Rawls calls each system a "comprehensive doctrine." And since comprehensive doctrines can't all be true, and each is more or less reasonable, the only solution for public discourse is to privatize them all, that is, ban all comprehensive doctrines from the public square. This, the argument goes, creates an environment of moral neutrality in which to make public decisions.

But here is where Tonkowich's magic trick comes apart on stage in an embarrassing denouement, in which he displays his false fact for all to see:

Rawls, said (former IRD board chair Dr. Jay J.) Budziszewski, considers his approach tolerant and just because he treats everyone in precisely the same way-not endorsing anyone's comprehensive doctrine.

But in truth, Rawls is not being tolerant at all. His view privileges some comprehensive doctrines and suppresses others. Any doctrine that is easily privatized is privileged while any doctrine (Christianity for example) that by its very nature has public implications is suppressed. The liberal argument is nothing more than a camouflaged grab for power.

What Tonkowich is preaching--under the cover of fake philosophy--is the justification of tolerating intolerance. He is telling us that his (ergo, the IRD's) personal recipe for salvation is the one that should stand above all others, even at the expense of domestic tranquility. His is the age-old religious supremacist's notion that the imperative of his notion of morality may be imposed over the rights of others.
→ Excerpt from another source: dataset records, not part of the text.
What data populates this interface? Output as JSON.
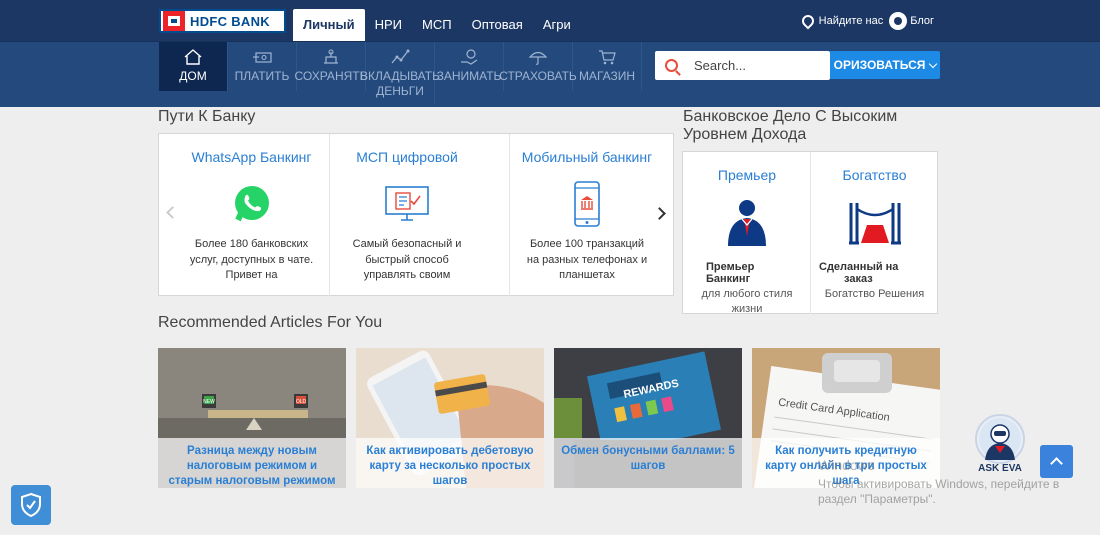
{
  "brand": {
    "name": "HDFC BANK"
  },
  "top_tabs": [
    {
      "label": "Личный"
    },
    {
      "label": "НРИ"
    },
    {
      "label": "МСП"
    },
    {
      "label": "Оптовая"
    },
    {
      "label": "Агри"
    }
  ],
  "top_links": {
    "locate": "Найдите нас",
    "blog": "Блог"
  },
  "nav": {
    "home": "ДОМ",
    "pay": "ПЛАТИТЬ",
    "save": "СОХРАНЯТЬ",
    "invest_line1": "ВКЛАДЫВАТЬ",
    "invest_line2": "ДЕНЬГИ",
    "borrow": "ЗАНИМАТЬ",
    "insure": "СТРАХОВАТЬ",
    "shop": "МАГАЗИН"
  },
  "search": {
    "placeholder": "Search..."
  },
  "login": {
    "label": "ОРИЗОВАТЬСЯ"
  },
  "ways_section": {
    "title": "Пути К Банку",
    "cards": [
      {
        "title": "WhatsApp Банкинг",
        "desc": "Более 180 банковских услуг, доступных в чате. Привет на",
        "icon": "whatsapp-icon"
      },
      {
        "title": "МСП цифровой",
        "desc": "Самый безопасный и быстрый способ управлять своим",
        "icon": "monitor-check-icon"
      },
      {
        "title": "Мобильный банкинг",
        "desc": "Более 100 транзакций на разных телефонах и планшетах",
        "icon": "mobile-bank-icon"
      }
    ]
  },
  "premier_section": {
    "title_line1": "Банковское Дело С Высоким",
    "title_line2": "Уровнем Дохода",
    "cards": [
      {
        "title": "Премьер",
        "bold_line1": "Премьер",
        "bold_line2": "Банкинг",
        "sub_line1": "для любого стиля",
        "sub_line2": "жизни",
        "icon": "businessman-icon"
      },
      {
        "title": "Богатство",
        "bold_line1": "Сделанный на",
        "bold_line2": "заказ",
        "sub_line1": "Богатство Решения",
        "sub_line2": "",
        "icon": "stanchion-carpet-icon"
      }
    ]
  },
  "articles_section": {
    "title": "Recommended Articles For You",
    "items": [
      {
        "caption": "Разница между новым налоговым режимом и старым налоговым режимом",
        "tag_new": "NEW",
        "tag_old": "OLD"
      },
      {
        "caption": "Как активировать дебетовую карту за несколько простых шагов"
      },
      {
        "caption": "Обмен бонусными баллами: 5 шагов",
        "sign": "REWARDS"
      },
      {
        "caption": "Как получить кредитную карту онлайн в три простых шага",
        "form_title": "Credit Card Application"
      }
    ]
  },
  "watermark": {
    "line1": "Windows",
    "line2": "Чтобы активировать Windows, перейдите в раздел \"Параметры\"."
  },
  "assistant": {
    "label": "ASK EVA"
  },
  "colors": {
    "header_dark": "#1c3764",
    "nav_blue": "#244a7d",
    "accent_blue": "#2a7fd4",
    "brand_red": "#ed232a"
  }
}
Liberalism never pledges to always be completely neutral, but fair. It concerns itself with protecting not just the majority view, but the aggregate view-or what Rawls deemed a consensus morality. And that means that no one political or religious sect should foist upon the American people a highly subjective morality that is disagreeable to most.

Yet that is precisely what the IRD is trying to do. But when the citizenry balks at such high-handedness, Tonkowich and those of his ilk have the audacity to raise the false accusation of "Liberal intolerance." For him, "tolerance" means the ability to use the government as the enforcement arm of one particular interpretation of Christianity (or a coalition of highly orthodox interpretations)-a concept that Founding Fathers such as Thomas Jefferson and James Madison would have found abhorrent.

Tonkowich is cultivating factionalism of a sort that can devour liberal democracy from within. In doing so he is trying to arouse unchecked emotions clearly designed to override a self-disciplined citizenry so necessary for the continuation of sound popular government. It is a cynical means to use faith for the pursuit of a greater economical agenda; one where what defines justice is best for the strong.